This Friday night, Vendor Night at the Long Beach Island Foundation of Arts and Sciences benefits Bellarine Theatre Co.’s 2017 production season – the company’s seventh and perhaps most ambitious yet. The fundraiser starts at 7 p.m.
Ditch the Facebook scene and join the Bellarine crew and their friends and supporters for a fun night of shopping from Pampered Chef, Thirty-One, LulaRoe and more. Light refreshments will be provided, and guests are welcome to bring beverages of choice.
Admission is free, but donations will be accepted at the door. Tickets for 2017 shows will be for sale, and door prizes will be awarded.
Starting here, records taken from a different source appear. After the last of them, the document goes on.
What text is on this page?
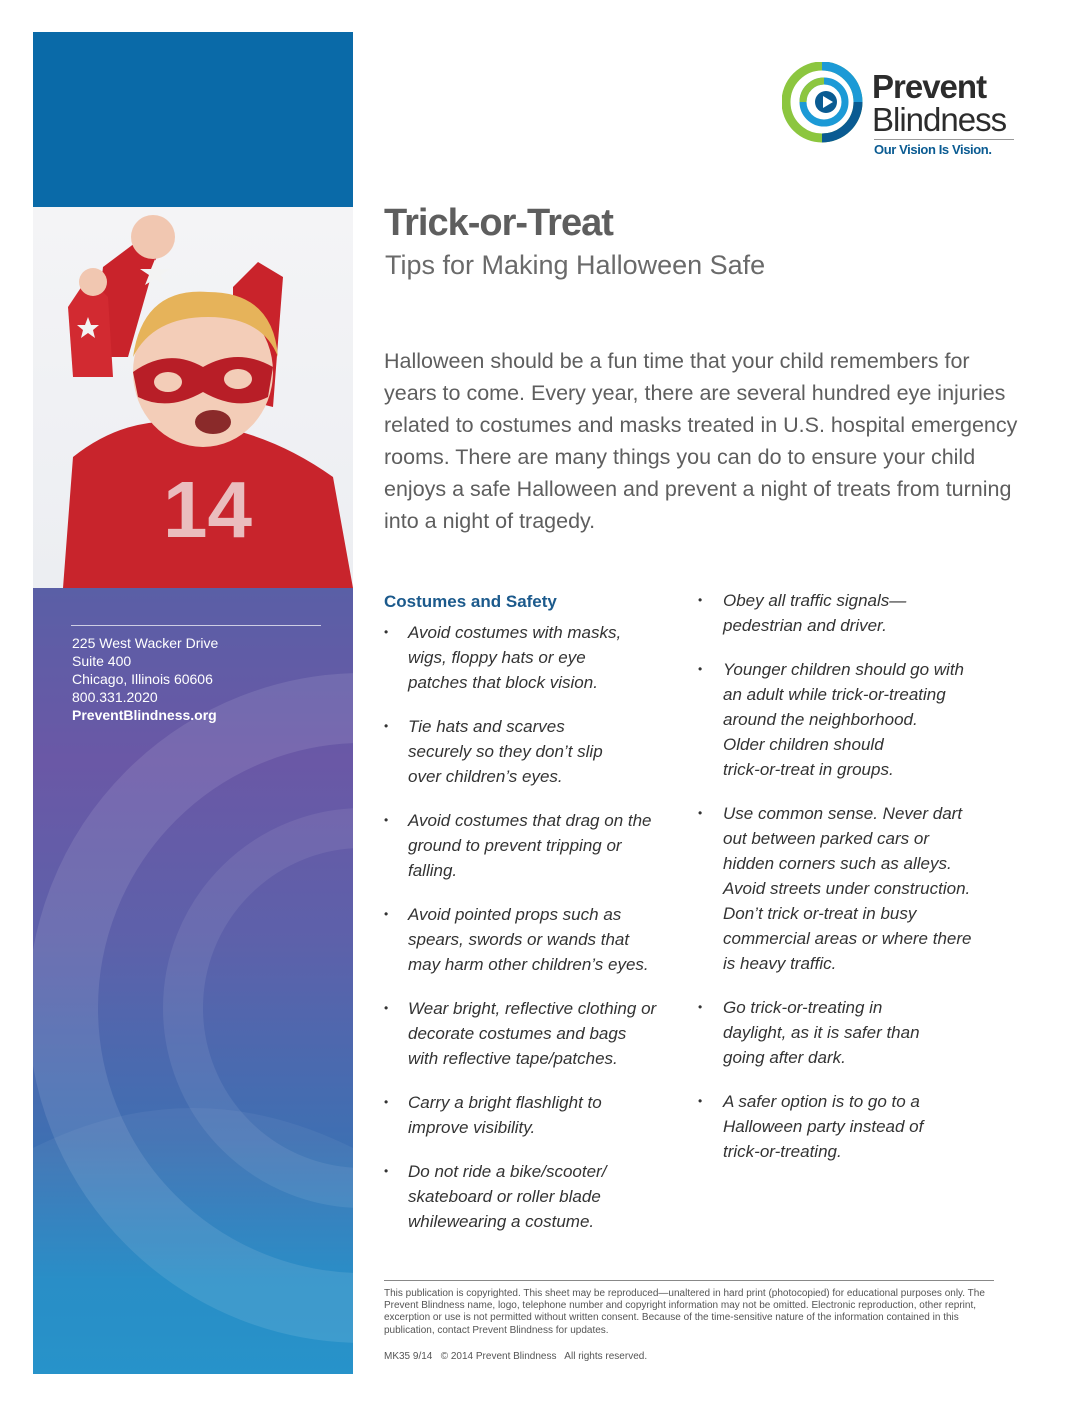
14
225 West Wacker Drive
Suite 400
Chicago, Illinois 60606
800.331.2020
PreventBlindness.org
Prevent
Blindness
Our Vision Is Vision.
Trick-or-Treat
Tips for Making Halloween Safe

Halloween should be a fun time that your child remembers for years to come. Every year, there are several hundred eye injuries related to costumes and masks treated in U.S. hospital emergency rooms. There are many things you can do to ensure your child enjoys a safe Halloween and prevent a night of treats from turning into a night of tragedy.

Costumes and Safety
• Avoid costumes with masks,
wigs, floppy hats or eye
patches that block vision.
• Tie hats and scarves
securely so they don’t slip
over children’s eyes.
• Avoid costumes that drag on the
ground to prevent tripping or
falling.
• Avoid pointed props such as
spears, swords or wands that
may harm other children’s eyes.
• Wear bright, reflective clothing or
decorate costumes and bags
with reflective tape/patches.
• Carry a bright flashlight to
improve visibility.
• Do not ride a bike/scooter/
skateboard or roller blade
whilewearing a costume.
• Obey all traffic signals—
pedestrian and driver.
• Younger children should go with
an adult while trick-or-treating
around the neighborhood.
Older children should
trick-or-treat in groups.
• Use common sense. Never dart
out between parked cars or
hidden corners such as alleys.
Avoid streets under construction.
Don’t trick or-treat in busy
commercial areas or where there
is heavy traffic.
• Go trick-or-treating in
daylight, as it is safer than
going after dark.
• A safer option is to go to a
Halloween party instead of
trick-or-treating.

This publication is copyrighted. This sheet may be reproduced—unaltered in hard print (photocopied) for educational purposes only. The Prevent Blindness name, logo, telephone number and copyright information may not be omitted. Electronic reproduction, other reprint, excerption or use is not permitted without written consent. Because of the time-sensitive nature of the information contained in this publication, contact Prevent Blindness for updates.

MK35 9/14 © 2014 Prevent Blindness All rights reserved.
The year ahead for Bellarine promises plenty of colorful classics and family favorites. First up is “James and the Giant Peach Jr.,” March 31 to April 2 at LBIF. Poignant and quirky, “Junior” is a brand new take on Roald Dahl’s “masterpeach” of a tale. Described as witty and charming with a wickedly tuneful score, it’s an adventurous musical about courage and self-discovery. When James is sent by his conniving aunts to chop down their old fruit tree, he discovers a magic potion that grows a tremendous peach, which rolls into the ocean and launches a journey of enormous proportions. James befriends a collection of singing insects that ride the giant piece of fruit across the ocean, facing hunger, sharks and plenty of disagreements along the way.
Bellarine’s first full-length play, “Steel Magnolias” by Robert Harling, runs the weekend of May 12 at LBIF. The play’s NYC premiere was met with immediate critical and popular acceptance. Concerning a group of gossipy Southern ladies in a small-town beauty parlor, the play is alternately sharp and hilarious, touching and tragic – and, in the end, deeply revealing of the strength and purposefulness which underlies the antic banter of its characters.
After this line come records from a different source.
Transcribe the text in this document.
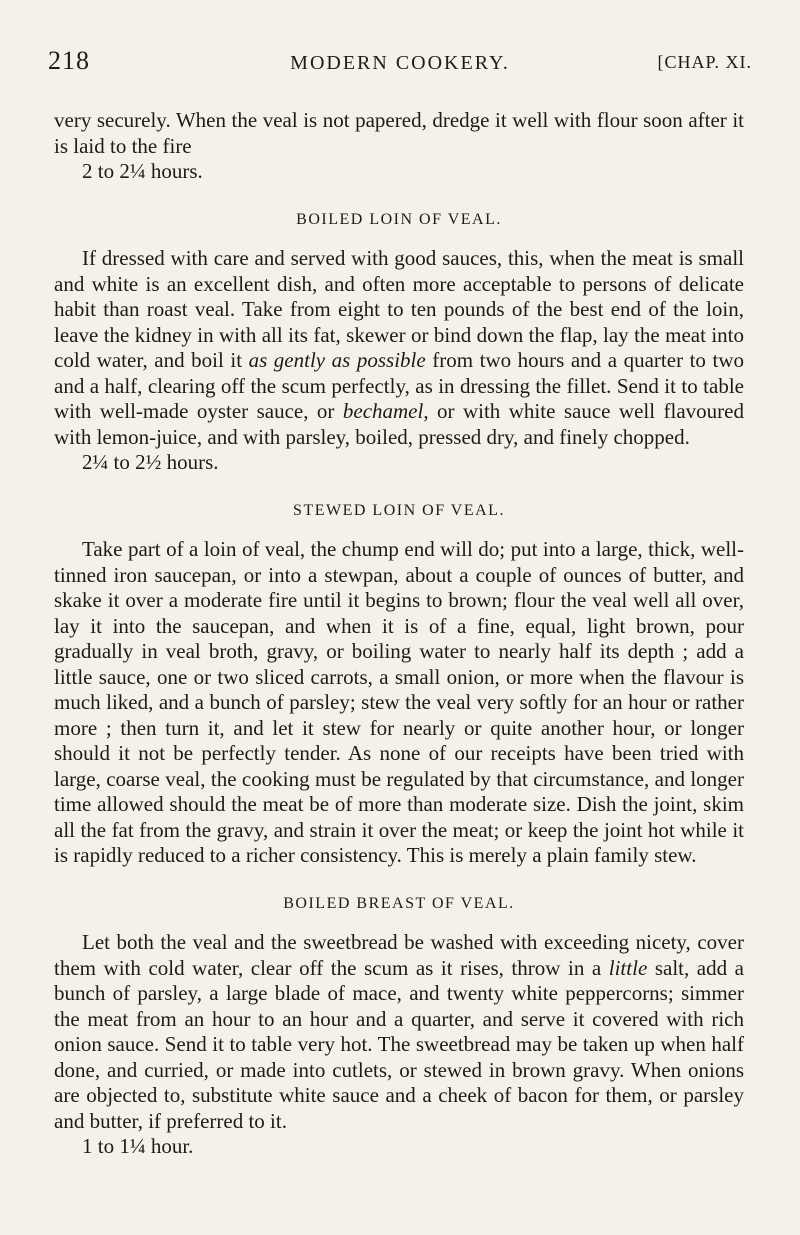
218	MODERN COOKERY.	[CHAP. XI.

very securely. When the veal is not papered, dredge it well with flour soon after it is laid to the fire

2 to 2¼ hours.

BOILED LOIN OF VEAL.

If dressed with care and served with good sauces, this, when the meat is small and white is an excellent dish, and often more acceptable to persons of delicate habit than roast veal. Take from eight to ten pounds of the best end of the loin, leave the kidney in with all its fat, skewer or bind down the flap, lay the meat into cold water, and boil it as gently as possible from two hours and a quarter to two and a half, clearing off the scum perfectly, as in dressing the fillet. Send it to table with well-made oyster sauce, or bechamel, or with white sauce well flavoured with lemon-juice, and with parsley, boiled, pressed dry, and finely chopped.

2¼ to 2½ hours.

STEWED LOIN OF VEAL.

Take part of a loin of veal, the chump end will do; put into a large, thick, well-tinned iron saucepan, or into a stewpan, about a couple of ounces of butter, and skake it over a moderate fire until it begins to brown; flour the veal well all over, lay it into the saucepan, and when it is of a fine, equal, light brown, pour gradually in veal broth, gravy, or boiling water to nearly half its depth ; add a little sauce, one or two sliced carrots, a small onion, or more when the flavour is much liked, and a bunch of parsley; stew the veal very softly for an hour or rather more ; then turn it, and let it stew for nearly or quite another hour, or longer should it not be perfectly tender. As none of our receipts have been tried with large, coarse veal, the cooking must be regulated by that circumstance, and longer time allowed should the meat be of more than moderate size. Dish the joint, skim all the fat from the gravy, and strain it over the meat; or keep the joint hot while it is rapidly reduced to a richer consistency. This is merely a plain family stew.

BOILED BREAST OF VEAL.

Let both the veal and the sweetbread be washed with exceeding nicety, cover them with cold water, clear off the scum as it rises, throw in a little salt, add a bunch of parsley, a large blade of mace, and twenty white peppercorns; simmer the meat from an hour to an hour and a quarter, and serve it covered with rich onion sauce. Send it to table very hot. The sweetbread may be taken up when half done, and curried, or made into cutlets, or stewed in brown gravy. When onions are objected to, substitute white sauce and a cheek of bacon for them, or parsley and butter, if preferred to it.

1 to 1¼ hour.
Next is “Cry-Baby the Musical,” sometime in August, at Pinelands Regional High School. Based on the 1990 cult classic by John Waters, “Cry-Baby” features a delightfully demented book from the writers of “Hairspray” and a rockabilly score from the co-founder of Fountains of Wayne and the executive producer of “The Daily Show.”
Set in 1954, everyone likes Ike, nobody likes communism, and Wade “Cry-Baby” Walker is the coolest boy in Baltimore. He’s a bad boy with a good cause: truth, justice and the pursuit of rock ’n’ roll. Cry-Baby and the square rich girl, Allison, are star-crossed lovers at the center of this world. Fueled by hormones and the new rhythms of rock ’n’ roll, she turns her back on her squeaky-clean boyfriend, Baldwin, to become a “drape” (Baltimorese for juvenile delinquent) and Cry-Baby’s moll. It’s Romeo and Juliet meets High School Hellcats.
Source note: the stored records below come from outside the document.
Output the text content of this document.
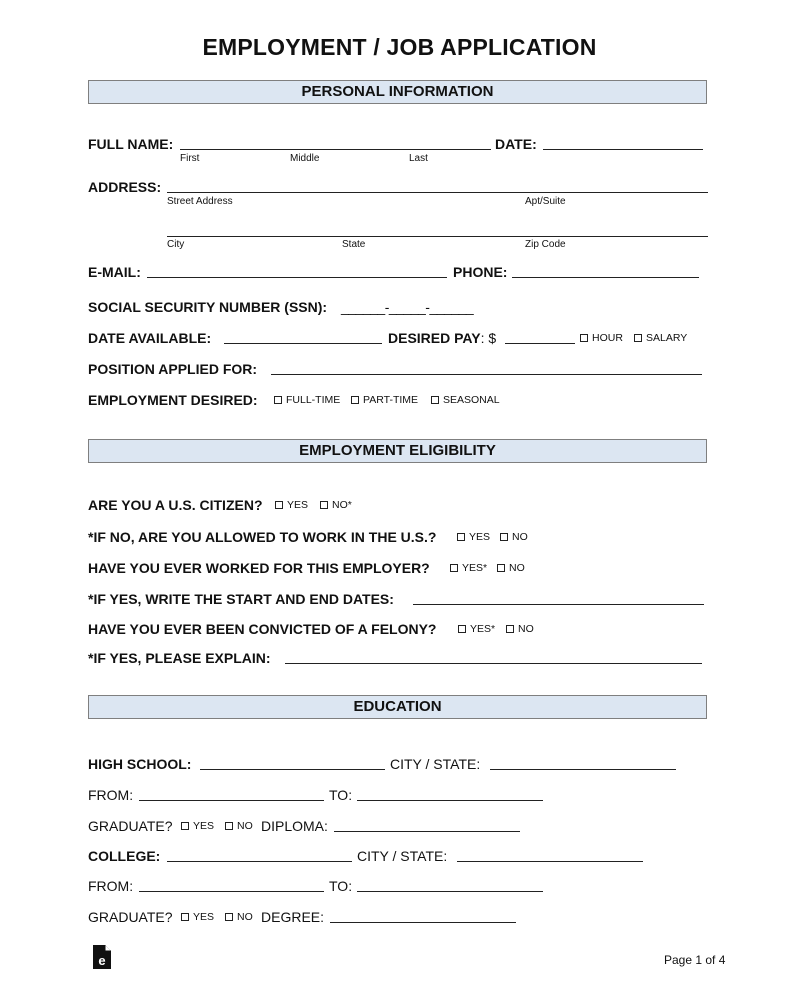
EMPLOYMENT / JOB APPLICATION
PERSONAL INFORMATION
FULL NAME:	DATE:
First	Middle	Last
ADDRESS:
Street Address	Apt/Suite
City	State	Zip Code
E-MAIL:	PHONE:
SOCIAL SECURITY NUMBER (SSN): ______-_____-______
DATE AVAILABLE:	DESIRED PAY: $	HOUR SALARY
POSITION APPLIED FOR:
EMPLOYMENT DESIRED:	FULL-TIME PART-TIME SEASONAL
EMPLOYMENT ELIGIBILITY
ARE YOU A U.S. CITIZEN? YES NO*
*IF NO, ARE YOU ALLOWED TO WORK IN THE U.S.?	YES NO
HAVE YOU EVER WORKED FOR THIS EMPLOYER?	YES* NO
*IF YES, WRITE THE START AND END DATES:
HAVE YOU EVER BEEN CONVICTED OF A FELONY?	YES* NO
*IF YES, PLEASE EXPLAIN:
EDUCATION
HIGH SCHOOL:	CITY / STATE:
FROM:	TO:
GRADUATE? YES NO DIPLOMA:
COLLEGE:	CITY / STATE:
FROM:	TO:
GRADUATE? YES NO DEGREE:
e	Page 1 of 4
The third weekend in November will bring “You’re a Good Man, Charlie Brown” to LBIF. The storyline is “an average day in the life of Charlie Brown” – a day made up of little moments picked from all the days of Charlie Brown, from Valentine’s Day to the baseball season, from wild optimism to utter despair, all mixed in with the lives of his friends (both human and non-human) and strung together on the string of a single day, from bright uncertain morning to hopeful starlit evening.